Gaël Varoquaux is an Inria faculty researcher working on data science and brain imaging. He has a joint position at Inria (French Computer Science National research) and in the Neurospin brain research institute. His research focuses on using data and machine learning for scientific inference, applying it to brain-imaging data to understand cognition, as well as developing tools that make it easier for non-specialists to use machine learning. Years before the NSA, he was hoping to make bleeding-edge data processing available across new fields, and he has been working on a mastermind plan building easy-to-use open-source software in Python. He is a core developer of scikit-learn, joblib, Mayavi and nilearn, a nominated member of the PSF, and often teaches scientific computing with Python using the scipy lecture notes.

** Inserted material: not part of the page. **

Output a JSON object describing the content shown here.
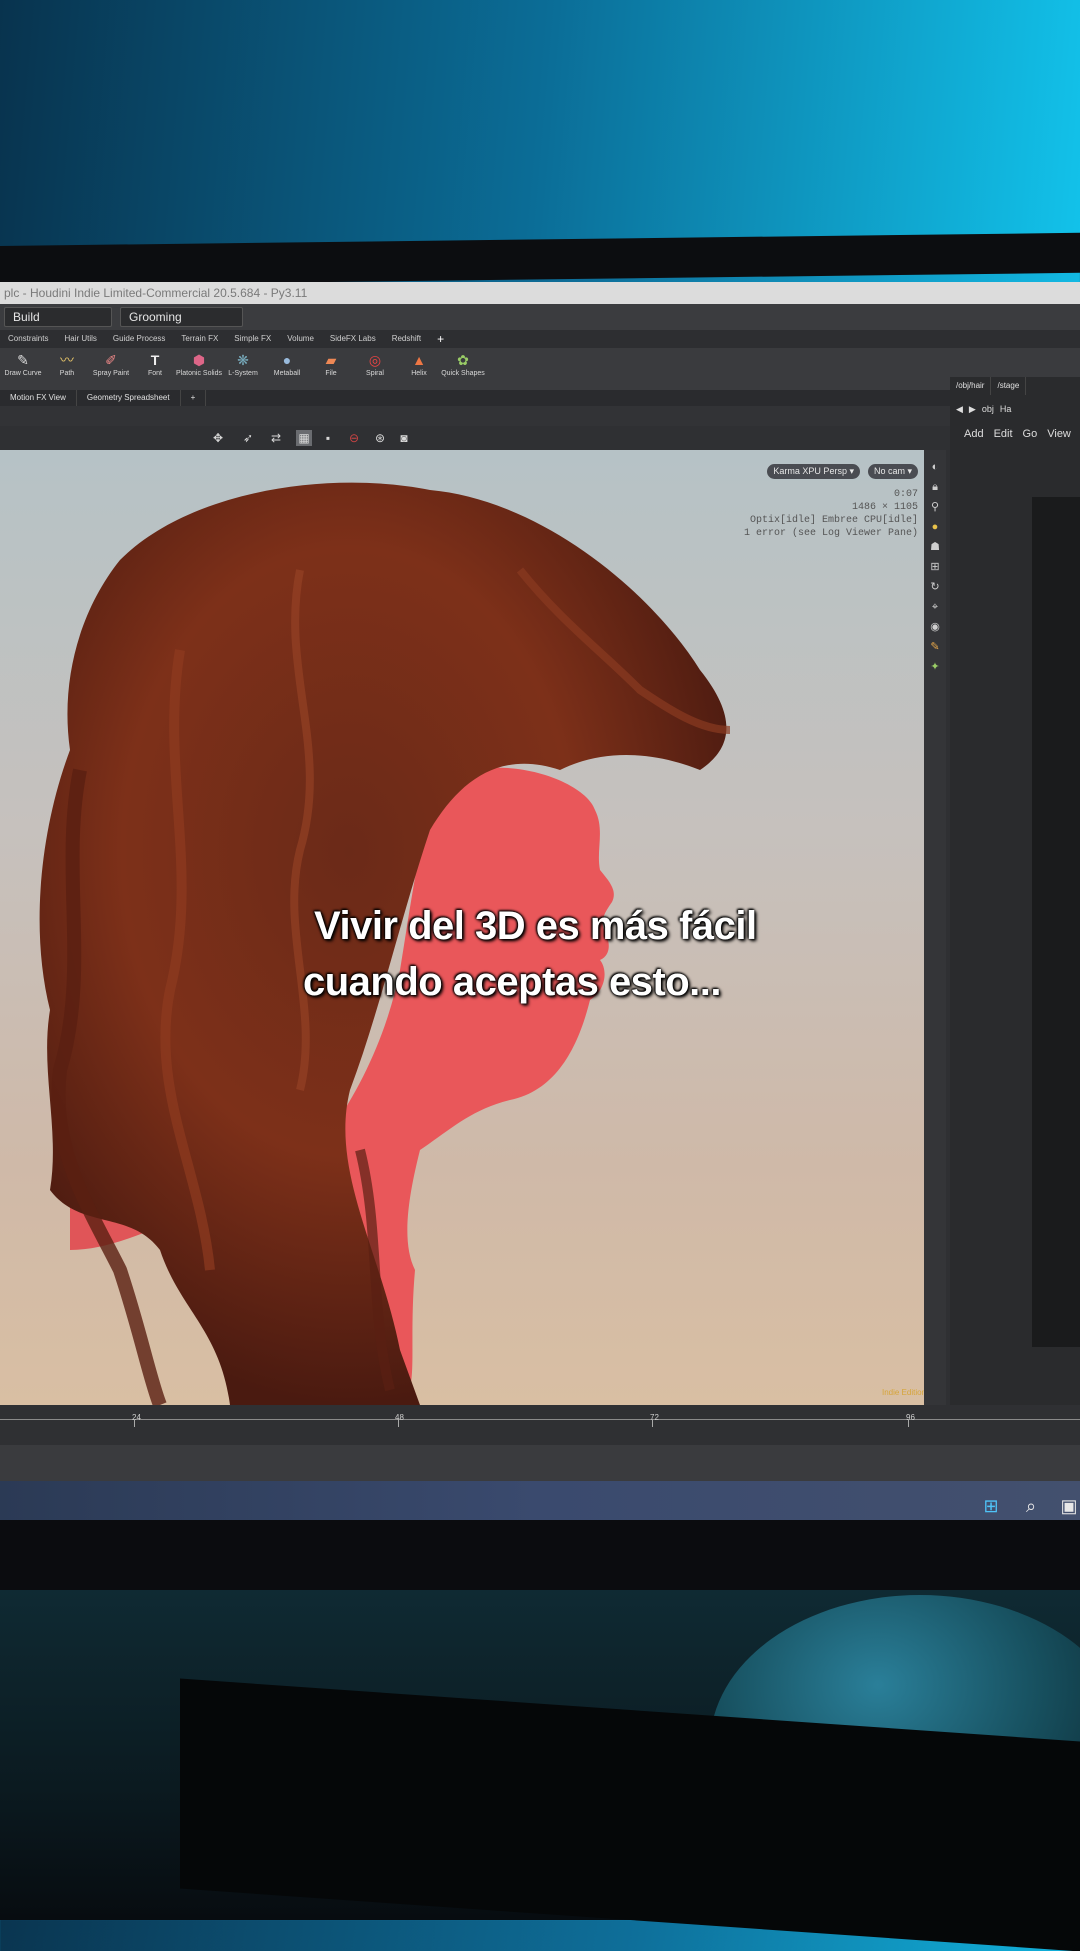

Once an obscure branch of applied mathematics, machine learning is now the darling of tech. I will talk about lessons learned democratizing machine learning. How libraries like scikit-learn were designed to empower users: simplifying but avoiding ambiguous behaviors. How the Python data ecosystem was built from scientific computing tools: the importance of good numerics. How some machine-learning patterns easily provide value to real-world situations. I will also discuss remain challenges to address and the progresses that we are making. Scaling up brings different bottlenecks to numerics. Integrating data in the statistical models, a hurdle to data-science practice requires to rethink data cleaning pipelines.
This talk will drawn from my experience as a scikit-learn developer, but also as a researcher in machine learning and applications.